A 56-year-old father opened fire at a Pawtucket, Rhode Island, ice rink during a high school hockey game Monday afternoon, killing two family members, critically injuring three others, and then turning the gun on himself. The shooter, Robert Dorgan, also identified as Roberta Esposito, had posted a threatening message on X just hours before the massacre.
The dead include the mother of Dorgan's hockey-playing son, a senior at North Providence High School, and the student athlete's sibling. Three others, described as two relatives and a family friend, remained in critical condition. Police had not publicly identified the victims at the time of reporting.
Pawtucket Police Chief Tina Goncalves addressed reporters after the shooting:
"It appears that this was a targeted event, that it may be a family dispute."
It was not immediately clear whether the mother killed was Dorgan's ex-wife, Rhonda Dorgan.
On Sunday evening, someone on X called trans Democratic Rep. Sarah McBride a man. The post involved actor Kevin Sorbo. Dorgan responded publicly with a message that now reads like a warning shot:
"Keep bashing us. But do not wonder why we Go BERSERK"
Less than 24 hours later, the New York Post reported, Dorgan walked into an ice rink full of families and children and started shooting.
Police said they are still probing the exact motive. Detectives were reviewing surveillance footage from inside the arena. But the timeline is what it is. A person posted a threat invoking violence in the context of trans-rights grievance, then carried out a mass shooting targeting family members the very next day.
Dorgan underwent gender reassignment surgery in 2020. That same year, Rhonda Dorgan filed for divorce. A court filing obtained by local outlet WPRI listed the grounds as "gender reassignment surgery, narcissistic + personality disorder traits." The divorce was finalized in 2021.
What followed were years of heated court disputes over Dorgan's identity. No specific details about those proceedings have been made public, but they paint a picture of a family in prolonged crisis, the kind that courts can document but rarely resolve.
A woman identified as Dorgan's daughter was spotted leaving the Pawtucket police station after the shooting. She told reporters plainly:
"He shot my family, and he's dead now."
She added that Dorgan "has mental health issues" and was "very sick."
Witnesses described a Good Samaritan, the father of another hockey player, who rushed toward the gunfire rather than away from it.
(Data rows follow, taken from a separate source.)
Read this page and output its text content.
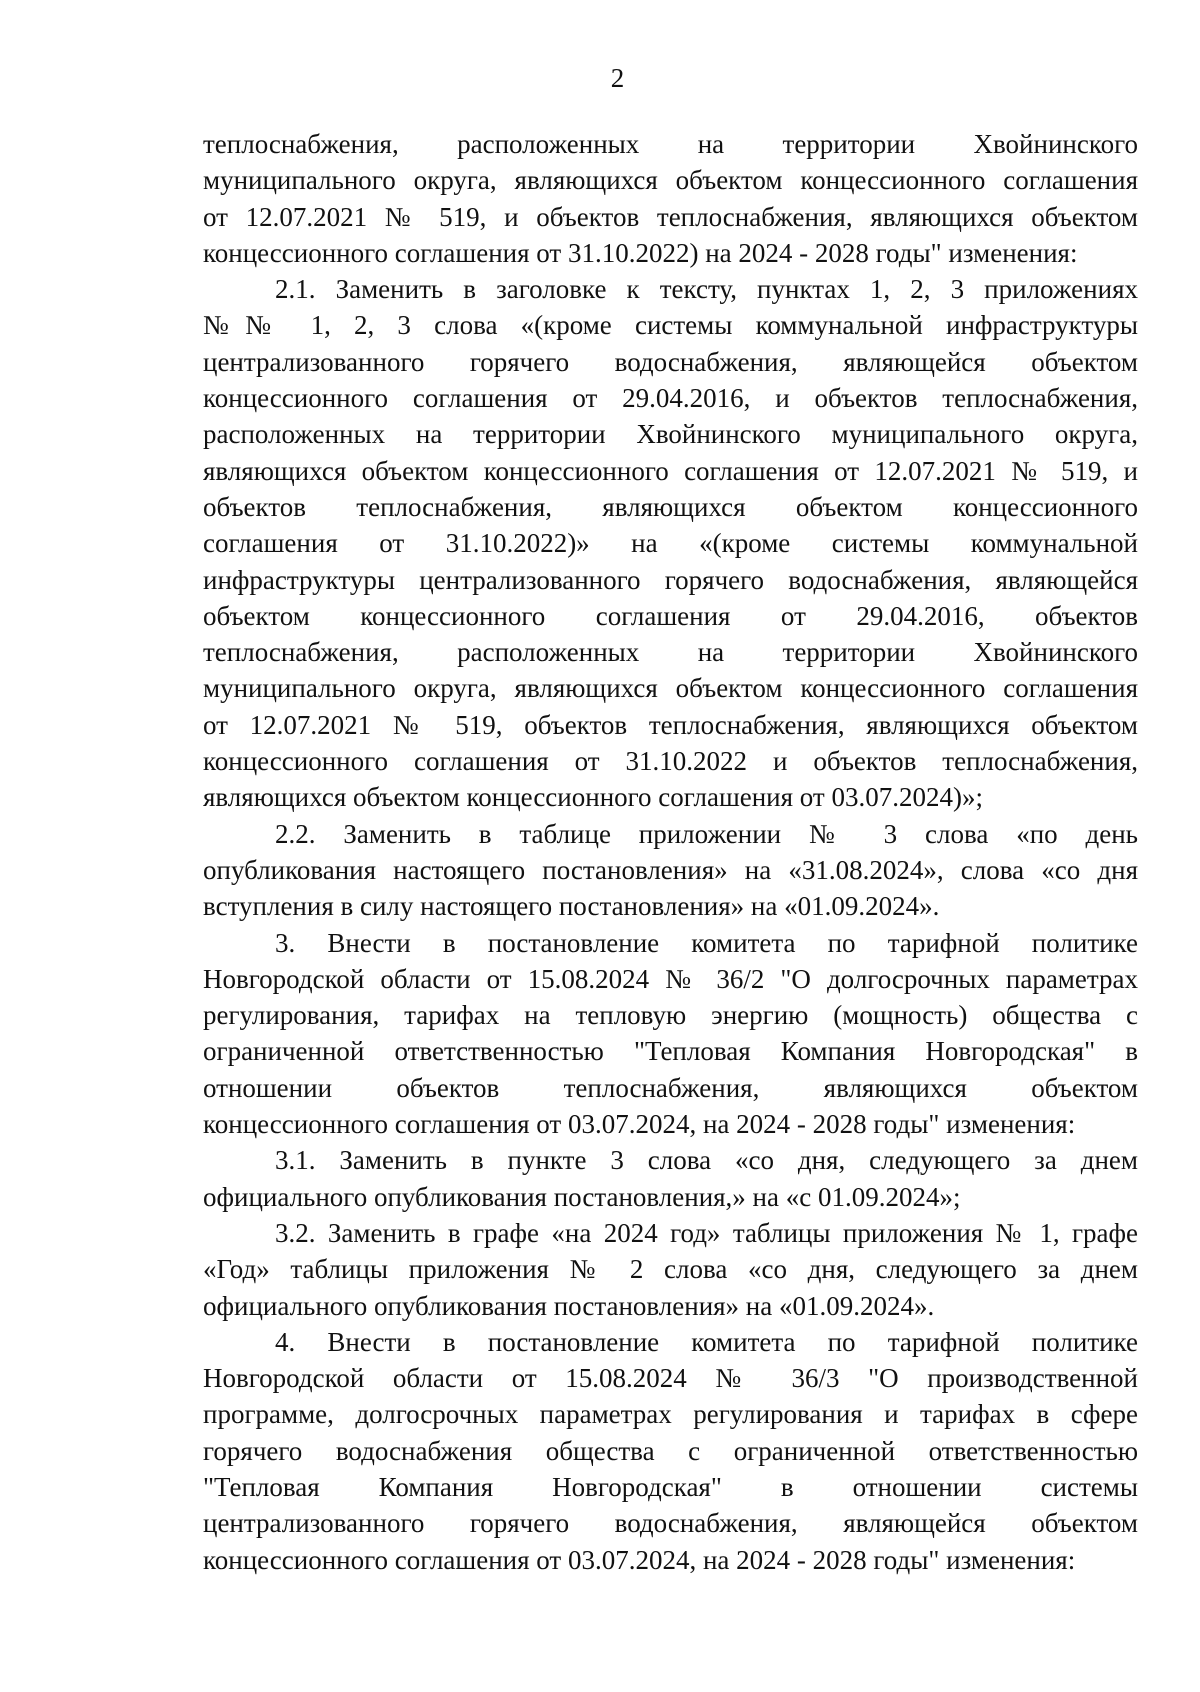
2

теплоснабжения, расположенных на территории Хвойнинского
муниципального округа, являющихся объектом концессионного соглашения
от 12.07.2021 № 519, и объектов теплоснабжения, являющихся объектом
концессионного соглашения от 31.10.2022) на 2024 - 2028 годы" изменения:

2.1. Заменить в заголовке к тексту, пунктах 1, 2, 3 приложениях
№№ 1, 2, 3 слова «(кроме системы коммунальной инфраструктуры
централизованного горячего водоснабжения, являющейся объектом
концессионного соглашения от 29.04.2016, и объектов теплоснабжения,
расположенных на территории Хвойнинского муниципального округа,
являющихся объектом концессионного соглашения от 12.07.2021 № 519, и
объектов теплоснабжения, являющихся объектом концессионного
соглашения от 31.10.2022)» на «(кроме системы коммунальной
инфраструктуры централизованного горячего водоснабжения, являющейся
объектом концессионного соглашения от 29.04.2016, объектов
теплоснабжения, расположенных на территории Хвойнинского
муниципального округа, являющихся объектом концессионного соглашения
от 12.07.2021 № 519, объектов теплоснабжения, являющихся объектом
концессионного соглашения от 31.10.2022 и объектов теплоснабжения,
являющихся объектом концессионного соглашения от 03.07.2024)»;

2.2. Заменить в таблице приложении № 3 слова «по день
опубликования настоящего постановления» на «31.08.2024», слова «со дня
вступления в силу настоящего постановления» на «01.09.2024».

3. Внести в постановление комитета по тарифной политике
Новгородской области от 15.08.2024 № 36/2 "О долгосрочных параметрах
регулирования, тарифах на тепловую энергию (мощность) общества с
ограниченной ответственностью "Тепловая Компания Новгородская" в
отношении объектов теплоснабжения, являющихся объектом
концессионного соглашения от 03.07.2024, на 2024 - 2028 годы" изменения:

3.1. Заменить в пункте 3 слова «со дня, следующего за днем
официального опубликования постановления,» на «с 01.09.2024»;

3.2. Заменить в графе «на 2024 год» таблицы приложения № 1, графе
«Год» таблицы приложения № 2 слова «со дня, следующего за днем
официального опубликования постановления» на «01.09.2024».

4. Внести в постановление комитета по тарифной политике
Новгородской области от 15.08.2024 № 36/3 "О производственной
программе, долгосрочных параметрах регулирования и тарифах в сфере
горячего водоснабжения общества с ограниченной ответственностью
"Тепловая Компания Новгородская" в отношении системы
централизованного горячего водоснабжения, являющейся объектом
концессионного соглашения от 03.07.2024, на 2024 - 2028 годы" изменения:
He attempted to subdue Dorgan and, according to witnesses, managed to disarm him. But Dorgan had a backup firearm. The heroism was real. So was its limit.
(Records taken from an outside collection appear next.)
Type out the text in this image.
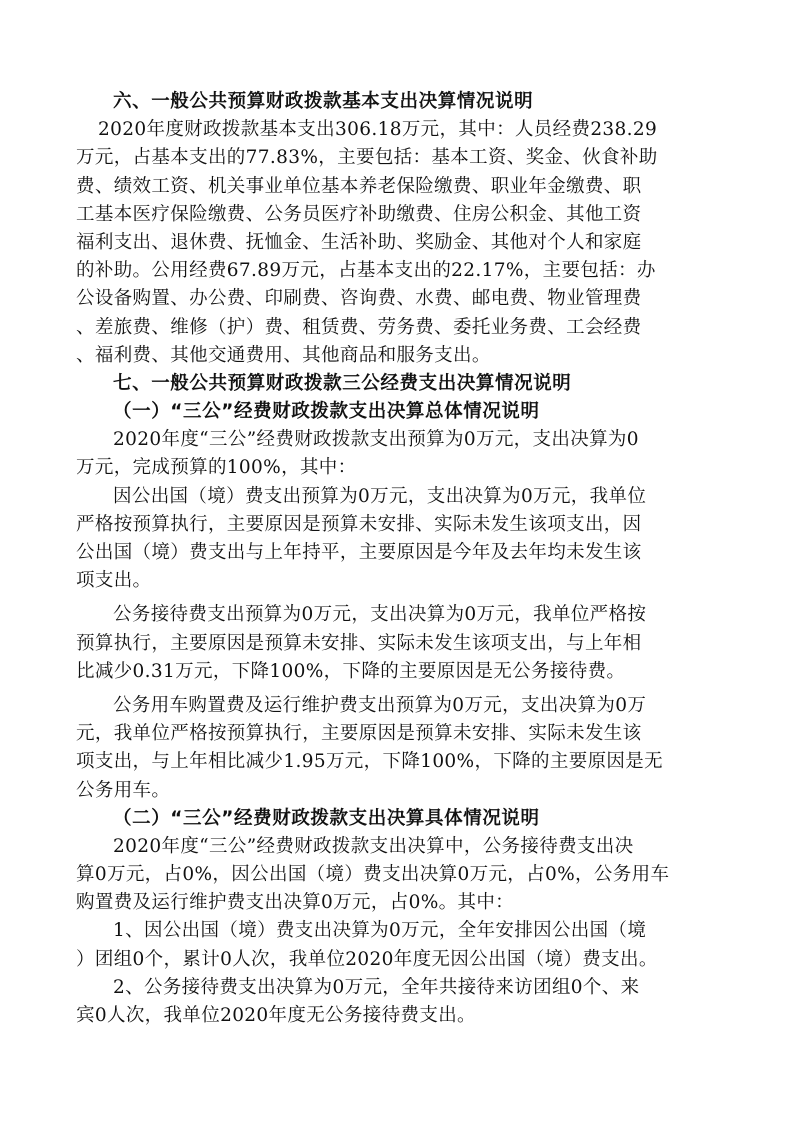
六、一般公共预算财政拨款基本支出决算情况说明
2020年度财政拨款基本支出306.18万元，其中：人员经费238.29
万元，占基本支出的77.83%，主要包括：基本工资、奖金、伙食补助
费、绩效工资、机关事业单位基本养老保险缴费、职业年金缴费、职
工基本医疗保险缴费、公务员医疗补助缴费、住房公积金、其他工资
福利支出、退休费、抚恤金、生活补助、奖励金、其他对个人和家庭
的补助。公用经费67.89万元，占基本支出的22.17%，主要包括：办
公设备购置、办公费、印刷费、咨询费、水费、邮电费、物业管理费
、差旅费、维修（护）费、租赁费、劳务费、委托业务费、工会经费
、福利费、其他交通费用、其他商品和服务支出。
七、一般公共预算财政拨款三公经费支出决算情况说明
（一）“三公”经费财政拨款支出决算总体情况说明
2020年度“三公”经费财政拨款支出预算为0万元，支出决算为0
万元，完成预算的100%，其中：
因公出国（境）费支出预算为0万元，支出决算为0万元，我单位
严格按预算执行，主要原因是预算未安排、实际未发生该项支出，因
公出国（境）费支出与上年持平，主要原因是今年及去年均未发生该
项支出。
公务接待费支出预算为0万元，支出决算为0万元，我单位严格按
预算执行，主要原因是预算未安排、实际未发生该项支出，与上年相
比减少0.31万元，下降100%，下降的主要原因是无公务接待费。
公务用车购置费及运行维护费支出预算为0万元，支出决算为0万
元，我单位严格按预算执行，主要原因是预算未安排、实际未发生该
项支出，与上年相比减少1.95万元，下降100%，下降的主要原因是无
公务用车。
（二）“三公”经费财政拨款支出决算具体情况说明
2020年度“三公”经费财政拨款支出决算中，公务接待费支出决
算0万元，占0%，因公出国（境）费支出决算0万元，占0%，公务用车
购置费及运行维护费支出决算0万元，占0%。其中：
1、因公出国（境）费支出决算为0万元，全年安排因公出国（境
）团组0个，累计0人次，我单位2020年度无因公出国（境）费支出。
2、公务接待费支出决算为0万元，全年共接待来访团组0个、来
宾0人次，我单位2020年度无公务接待费支出。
Chief Goncalves hailed the man's courage. In a scene that should have held nothing more dangerous than a body check, an ordinary dad tried to do what instinct and decency demanded.
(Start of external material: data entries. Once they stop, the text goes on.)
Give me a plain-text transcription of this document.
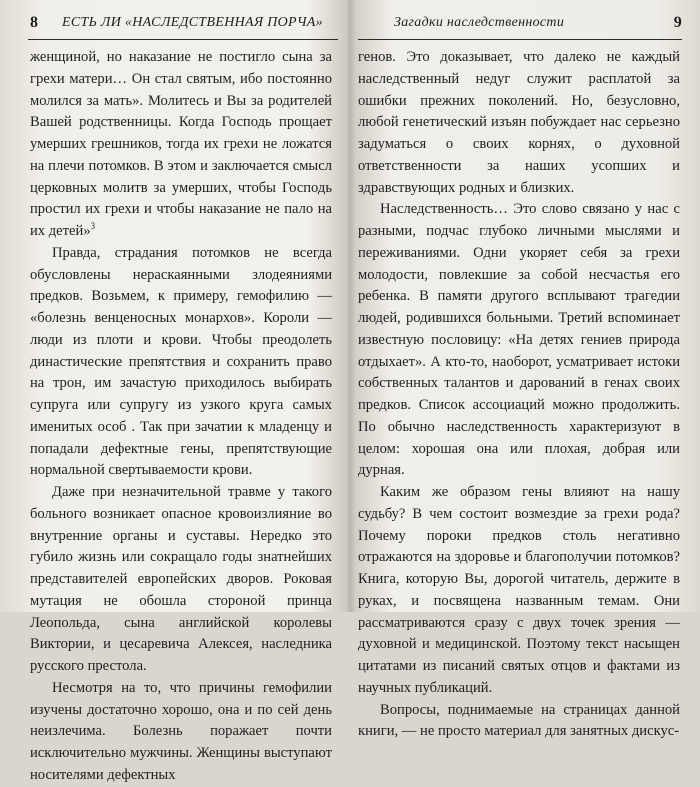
8 ЕСТЬ ЛИ «НАСЛЕДСТВЕННАЯ ПОРЧА»

женщиной, но наказание не постигло сына за грехи матери… Он стал святым, ибо постоянно молился за мать». Молитесь и Вы за родителей Вашей родственницы. Когда Господь прощает умерших грешников, тогда их грехи не ложатся на плечи потомков. В этом и заключается смысл церковных молитв за умерших, чтобы Господь простил их грехи и чтобы наказание не пало на их детей»$^3$

Правда, страдания потомков не всегда обусловлены нераскаянными злодеяниями предков. Возьмем, к примеру, гемофилию — «болезнь венценосных монархов». Короли — люди из плоти и крови. Чтобы преодолеть династические препятствия и сохранить право на трон, им зачастую приходилось выбирать супруга или супругу из узкого круга самых именитых особ . Так при зачатии к младенцу и попадали дефектные гены, препятствующие нормальной свертываемости крови.

Даже при незначительной травме у такого больного возникает опасное кровоизлияние во внутренние органы и суставы. Нередко это губило жизнь или сокращало годы знатнейших представителей европейских дворов. Роковая мутация не обошла стороной принца Леопольда, сына английской королевы Виктории, и цесаревича Алексея, наследника русского престола.

Несмотря на то, что причины гемофилии изучены достаточно хорошо, она и по сей день неизлечима. Болезнь поражает почти исключительно мужчины. Женщины выступают носителями дефектных

Загадки наследственности	9

генов. Это доказывает, что далеко не каждый наследственный недуг служит расплатой за ошибки прежних поколений. Но, безусловно, любой генетический изъян побуждает нас серьезно задуматься о своих корнях, о духовной ответственности за наших усопших и здравствующих родных и близких.

Наследственность… Это слово связано у нас с разными, подчас глубоко личными мыслями и переживаниями. Одни укоряет себя за грехи молодости, повлекшие за собой несчастья его ребенка. В памяти другого всплывают трагедии людей, родившихся больными. Третий вспоминает известную пословицу: «На детях гениев природа отдыхает». А кто-то, наоборот, усматривает истоки собственных талантов и дарований в генах своих предков. Список ассоциаций можно продолжить. По обычно наследственность характеризуют в целом: хорошая она или плохая, добрая или дурная.

Каким же образом гены влияют на нашу судьбу? В чем состоит возмездие за грехи рода? Почему пороки предков столь негативно отражаются на здоровье и благополучии потомков? Книга, которую Вы, дорогой читатель, держите в руках, и посвящена названным темам. Они рассматриваются сразу с двух точек зрения — духовной и медицинской. Поэтому текст насыщен цитатами из писаний святых отцов и фактами из научных публикаций.

Вопросы, поднимаемые на страницах данной книги, — не просто материал для занятных дискус-
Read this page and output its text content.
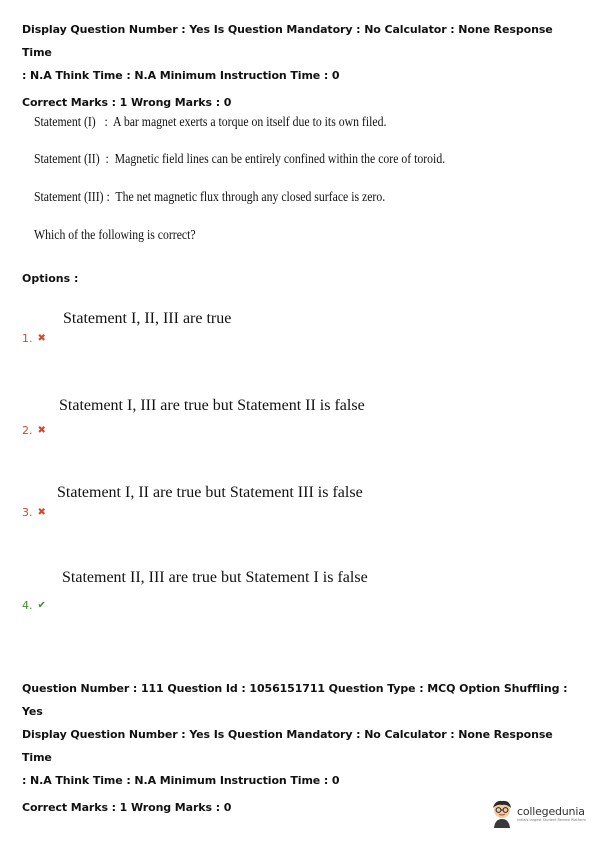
Display Question Number : Yes Is Question Mandatory : No Calculator : None Response Time

: N.A Think Time : N.A Minimum Instruction Time : 0

Correct Marks : 1 Wrong Marks : 0

Statement (I) : A bar magnet exerts a torque on itself due to its own filed.
Statement (II) : Magnetic field lines can be entirely confined within the core of toroid.
Statement (III) : The net magnetic flux through any closed surface is zero.
Which of the following is correct?
Options :
Statement I, II, III are true
1. ✖
Statement I, III are true but Statement II is false
2. ✖
Statement I, II are true but Statement III is false
3. ✖
Statement II, III are true but Statement I is false
4. ✔

Question Number : 111 Question Id : 1056151711 Question Type : MCQ Option Shuffling : Yes

Display Question Number : Yes Is Question Mandatory : No Calculator : None Response Time

: N.A Think Time : N.A Minimum Instruction Time : 0

Correct Marks : 1 Wrong Marks : 0	collegedunia
India's largest Student Review Platform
This shooting arrived just days after another: 18-year-old Jesse Van Rootselaar, a transgender high school dropout in Canada, killed his own mother and stepbrother, then shot six others at his former school in one of Canada's deadliest mass shootings.
Two mass shootings. Two transgender shooters. Back to back.
The cultural establishment will spend the next week doing what it always does: warning against "misuse" of these facts, cautioning that correlation is not causation, and urging restraint in connecting dots that are, frankly, sitting on top of each other. They will frame any discussion of a pattern as bigotry. They will insist the real danger is the conversation itself.
But the question is not whether every transgender person is violent. Obviously not. The question is whether a cultural and medical framework that often accompanies severe mental health distress is getting the scrutiny it deserves, or whether ideological commitments have made that scrutiny impossible. When Dorgan's own daughter says her father was "very sick," and court documents reference narcissistic personality disorder traits alongside gender reassignment surgery, you don't have to be a diagnostician to recognize that something was profoundly wrong long before Monday afternoon.
The left has spent years insisting that gender transition is purely therapeutic, that questioning it is violence, and that anyone who resists the narrative is responsible for harm against trans individuals. Dorgan's X post operated on exactly that logic: you bash us, so don't wonder when we snap. It reframed the shooter as the victim before the first shot was fired.
That framing is not just wrong. It is dangerous. It provides a moral architecture for violence by casting the perpetrator as the oppressed party striking back. And when the bodies are real, the framework collapses under its own weight.
Police are still investigating. The surveillance footage may clarify the sequence of events inside the rink. The relationships between Dorgan and each victim may shed light on whether this was purely domestic or whether the trans-rights grievance expressed online played a motivating role.
But families in Pawtucket already know everything they need to know. They brought their kids to a hockey game. Two people came home in body bags. Three more may not recover.
A high school rink in Rhode Island is now a crime scene. The stick tape and Zamboni marks share the floor with evidence markers. Somewhere, a teenage hockey player just lost his mother and sibling because his father chose carnage over whatever shred of humanity remained.
No manifesto makes that legible. No grievance makes it forgivable.